Hingga akhirnya Petra tidak kuat lagi menahan kantuk dan pada jam pelajaran kosong karena guru mata pelajaran Kebudayaan Modern berhalangan tidak bisa mengajar ia pun tertidur diatas mejanya. Terlelap kelelahan tanpa ada apapun yang bisa mengganggunya.

"Wah...hebat Petra. Kamu berhasil memecahkan rekor terbaru di SMA Metropol loh. Tidur pulas saat jam pelajaran hingga sekolah selesai." puji Steven menyindir penuh kemenangan melihat wajah Petra yang kebingungan saat menyadari isi kelasnya sudah kosong.

"Kenapa kamu bisa ada disini. Ini bukan kelas tiga kalau kamu melupakannya. Cepat pergi." usir Petra yang hendak meletakkan kepalanya kembali keatas meja, untuk melanjutkan tidur.

"Apa kamu tidak ingin pulang? Ayo aku antar." kata Steven menawarkan diri.

"Apa maumu sebenarnya Stev?" tanya Petra kesal, memalingkan wajah ke arah yang berlawanan.

"Tidak ada. Mungkin hanya ingin menghiburmu karena kehilangan kakak imajinermu itu." bisik Steven setengah tertawa.

"Bukan lelucon, asal kamu tahu saja. Lagi pula aku tidak perlu penghiburan darimu sama sekali." celetuk Petra tidak senang mendengar perasaan yang tadi malam ia coba benahi terpaksa diobrak abrik dengan sengaja oleh Steven.

"Aku serius loh. Apa kamu lihat wajahku yang sedang bercanda? Tidak kan?" ucap Steven membela diri.

"Justru wajah tidak bersalahmu itu yang menandakan kamu sedang mengejekku dengan serius." tukas Petra kesal bukan main. Semakin dilayani ocehan Steven semakin tidak jelas arah ujung pangkal pembicaraan yang dia katakan.

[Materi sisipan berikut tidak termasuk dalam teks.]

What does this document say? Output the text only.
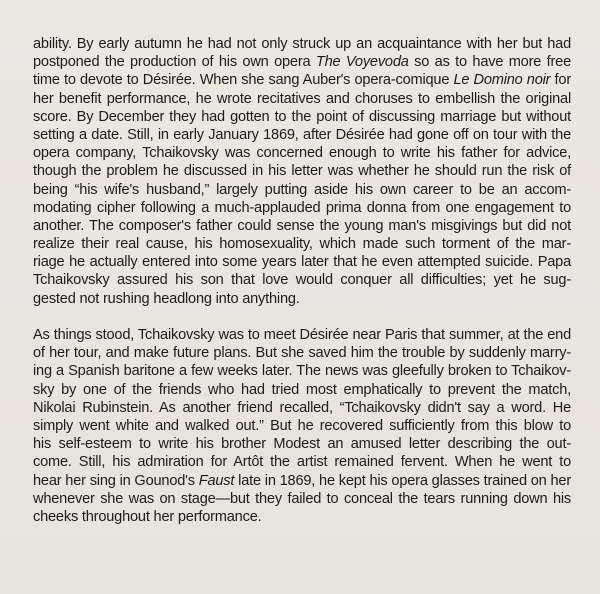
ability. By early autumn he had not only struck up an acquaintance with her but had
postponed the production of his own opera The Voyevoda so as to have more free
time to devote to Désirée. When she sang Auber's opera-comique Le Domino noir for
her benefit performance, he wrote recitatives and choruses to embellish the original
score. By December they had gotten to the point of discussing marriage but without
setting a date. Still, in early January 1869, after Désirée had gone off on tour with the
opera company, Tchaikovsky was concerned enough to write his father for advice,
though the problem he discussed in his letter was whether he should run the risk of
being “his wife's husband,” largely putting aside his own career to be an accom-
modating cipher following a much-applauded prima donna from one engagement to
another. The composer's father could sense the young man's misgivings but did not
realize their real cause, his homosexuality, which made such torment of the mar-
riage he actually entered into some years later that he even attempted suicide. Papa
Tchaikovsky assured his son that love would conquer all difficulties; yet he sug-
gested not rushing headlong into anything.
As things stood, Tchaikovsky was to meet Désirée near Paris that summer, at the end
of her tour, and make future plans. But she saved him the trouble by suddenly marry-
ing a Spanish baritone a few weeks later. The news was gleefully broken to Tchaikov-
sky by one of the friends who had tried most emphatically to prevent the match,
Nikolai Rubinstein. As another friend recalled, “Tchaikovsky didn't say a word. He
simply went white and walked out.” But he recovered sufficiently from this blow to
his self-esteem to write his brother Modest an amused letter describing the out-
come. Still, his admiration for Artôt the artist remained fervent. When he went to
hear her sing in Gounod's Faust late in 1869, he kept his opera glasses trained on her
whenever she was on stage—but they failed to conceal the tears running down his
cheeks throughout her performance.
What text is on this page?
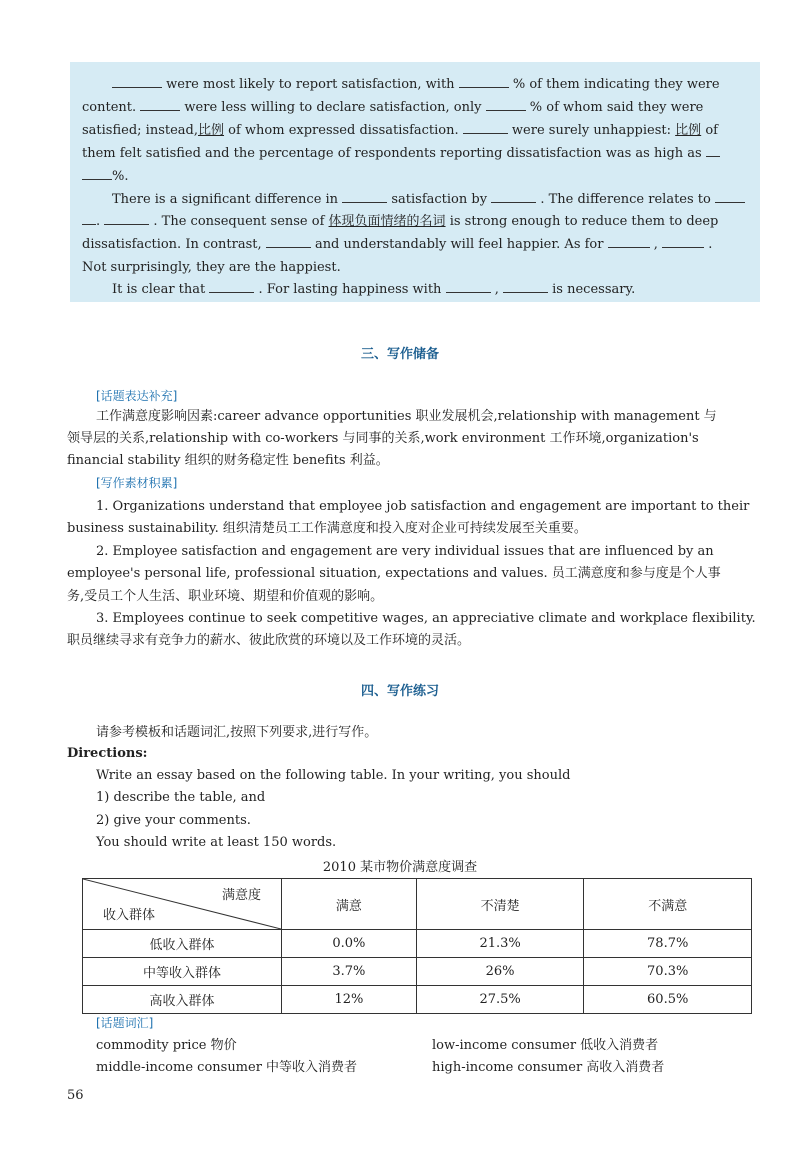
were most likely to report satisfaction, with	% of them indicating they were

content.	were less willing to declare satisfaction, only	% of whom said they were

satisfied; instead,比例 of whom expressed dissatisfaction.	were surely unhappiest: 比例 of

them felt satisfied and the percentage of respondents reporting dissatisfaction was as high as

%.

There is a significant difference in	satisfaction by	. The difference relates to

.	. The consequent sense of 体现负面情绪的名词 is strong enough to reduce them to deep

dissatisfaction. In contrast,	and understandably will feel happier. As for	,	.

Not surprisingly, they are the happiest.

It is clear that	. For lasting happiness with	,	is necessary.

三、写作储备
[话题表达补充]

工作满意度影响因素:career advance opportunities 职业发展机会,relationship with management 与

领导层的关系,relationship with co-workers 与同事的关系,work environment 工作环境,organization's

financial stability 组织的财务稳定性 benefits 利益。

[写作素材积累]

1. Organizations understand that employee job satisfaction and engagement are important to their

business sustainability. 组织清楚员工工作满意度和投入度对企业可持续发展至关重要。

2. Employee satisfaction and engagement are very individual issues that are influenced by an

employee's personal life, professional situation, expectations and values. 员工满意度和参与度是个人事

务,受员工个人生活、职业环境、期望和价值观的影响。

3. Employees continue to seek competitive wages, an appreciative climate and workplace flexibility.

职员继续寻求有竞争力的薪水、彼此欣赏的环境以及工作环境的灵活。

四、写作练习

请参考模板和话题词汇,按照下列要求,进行写作。

Directions:

Write an essay based on the following table. In your writing, you should

1) describe the table, and

2) give your comments.

You should write at least 150 words.

2010 某市物价满意度调查
满意度
收入群体	满意	不清楚	不满意
低收入群体	0.0%	21.3%	78.7%
中等收入群体	3.7%	26%	70.3%
高收入群体	12%	27.5%	60.5%
[话题词汇]

commodity price 物价	low-income consumer 低收入消费者

middle-income consumer 中等收入消费者	high-income consumer 高收入消费者

56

"Hahahahaha, itu yang aku suka darimu Petra. Jujur, apa adanya." imbuh Steven lalu melangkah pergi meninggalkan Petra sendirian dikelas sore itu.

"Terserah kamu saja." desah Petra lirih.

Petra memandang kearah jendela disamping kirinya. Langit sore berwarna orange bercampur birunya langit dengan awan putih hanya mengingatkan Petra akan masa kecilnya.

Terlepas dari itu semua, ada yang tidak Petra sadari adalah sosok pemuda yang sejak tadi memperhatikan dari jauh. Saat Petra masih pulas tertidur dikelas. Saat Steven diam-diam memasuki kelas Petra yang mulai kosong. Saat Petra berbicara dengan Steven. Saat Steven yang enggan pergi meninggalkan Petra, namun segera menyadari kehadiran dirinya sehingga terpaksa melangkah menjauh.

Lyon ada disana, dipojok lorong memperhatikan Petra dengan tatapan dinginnya yang biasa.